IV drug errors highlight need for universal standards

Key Points

Universal standards for intravenous drug concentrations should be the next big change in hospital practice. That's the leading recommendation from a summit on reducing IV-related drug errors convened by the American Society of Health-System Pharmacists in 2008. Proceedings of the summit and an action plan were released in mid-December.

"The number one priority is to standardize IV infusion concentrations across all settings," said Peter Angood, MD, vice president and chief patient safety officer for The Joint Commission. "Safety will improve dramatically if we all work with the same tools. This is a difficult step, but the potential safety gain is highly significant."

Angood spoke at a press conference that launched ASHP's campaign to change the way IV medications are approved, packaged, delivered, administered, and monitored. Co-sponsors included the US Pharmacopeia, the Institute for Safe Medication Practices, the Infusion Nurses Society, the National Patient Safety Foundation, and The Joint Commission.

IV medications were responsible for 12.5 percent of all adverse events reported to MEDMARX between 2002 and 2006, Manasse said. In comparison with other medications, IV drugs are twice as likely to harm patients.

More than 40 percent of all IV drug errors that result in patient harm involve opioids, insulin, or anticoagulants, he said. The most common errors are wrong administration technique, wrong drug, or wrong route of administration.

"All of these errors are preventable," Manasse said. "There are essential safe practices that every caregiver and every institution should follow."

The Joint Commission already requires hospitals to limit and standardize drug concentrations as part of the accreditation process, Angood said. The next step is to expand standardization across the entire continuum of care. Some IV medications are available in as many as 18 different concentrations, said Diane Cousins, who represented the US Pharmacopeia Center for Advancement of Patient Safety. Drug concentrations and dosing strategies vary widely between healthcare settings.

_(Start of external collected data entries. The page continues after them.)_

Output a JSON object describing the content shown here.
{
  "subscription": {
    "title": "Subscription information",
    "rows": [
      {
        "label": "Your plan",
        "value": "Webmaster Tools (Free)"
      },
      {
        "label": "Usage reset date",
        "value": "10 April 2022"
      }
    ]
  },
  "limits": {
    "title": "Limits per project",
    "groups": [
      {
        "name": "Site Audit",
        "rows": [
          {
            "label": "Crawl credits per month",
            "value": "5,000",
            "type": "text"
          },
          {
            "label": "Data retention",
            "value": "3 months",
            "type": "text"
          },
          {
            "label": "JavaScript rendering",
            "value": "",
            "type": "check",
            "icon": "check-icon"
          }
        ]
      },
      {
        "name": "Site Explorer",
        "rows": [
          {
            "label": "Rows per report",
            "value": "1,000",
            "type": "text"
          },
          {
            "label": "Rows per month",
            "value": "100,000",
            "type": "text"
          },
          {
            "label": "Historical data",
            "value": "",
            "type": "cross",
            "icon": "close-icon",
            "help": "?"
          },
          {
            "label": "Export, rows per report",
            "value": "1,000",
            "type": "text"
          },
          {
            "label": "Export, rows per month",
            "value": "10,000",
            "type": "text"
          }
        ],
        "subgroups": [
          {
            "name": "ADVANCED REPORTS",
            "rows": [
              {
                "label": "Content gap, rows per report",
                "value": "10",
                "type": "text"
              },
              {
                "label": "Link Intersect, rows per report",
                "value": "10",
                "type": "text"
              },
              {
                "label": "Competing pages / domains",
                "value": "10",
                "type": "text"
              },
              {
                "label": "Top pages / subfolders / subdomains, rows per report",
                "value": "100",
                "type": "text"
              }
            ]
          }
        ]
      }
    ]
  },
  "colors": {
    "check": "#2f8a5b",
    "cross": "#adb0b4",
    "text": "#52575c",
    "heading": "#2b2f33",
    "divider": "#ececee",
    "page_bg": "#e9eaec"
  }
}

Concentrations and strategies can also change dramatically between departments within the same institution. Every change in standard procedures increases the likelihood of adverse events as patients move between care settings. Implementation of universal standards for drug concentrations and dose ranges is one of more than 40 essential practices the summit identified across all levels of the IV medication process.

"Many groups have looked at medication errors, but this summit represented the full spectrum of disciplines and professions, from nurses to pharmacists, physicians, and bioengineers," said Justine Medina, director of professional practice and programs, American Association of Critical-Care Nurses. "When an error occurs, it is a fault of the system, not an individual."

Common problems include infusion pumps that are not intuitive or that allow users to disable alarms, as well as different programming systems used by different equipment manufacturers.

Look-alike, sound-alike product names are another common problem, she added. Drugs such as dopamine and dobutamine are all too easy to confuse. IV compounding is another common source of error. Allen Vaida, executive vice president, Institute for Safe Medication Practices, noted that reducing compounding and product manipulation also reduces medication errors. He called on manufacturers to deliver a better range of ready-to-use concentrations, especially for high-alert medications that are most likely to cause patient harm. If IVs must be compounded, the work should be done in pharmacy by trained pharmacy personnel, Vaida said. Centralizing compounding in a single department increases safety by using more highly trained personnel and more automated technology. The goal is to deliver ready-to-use doses.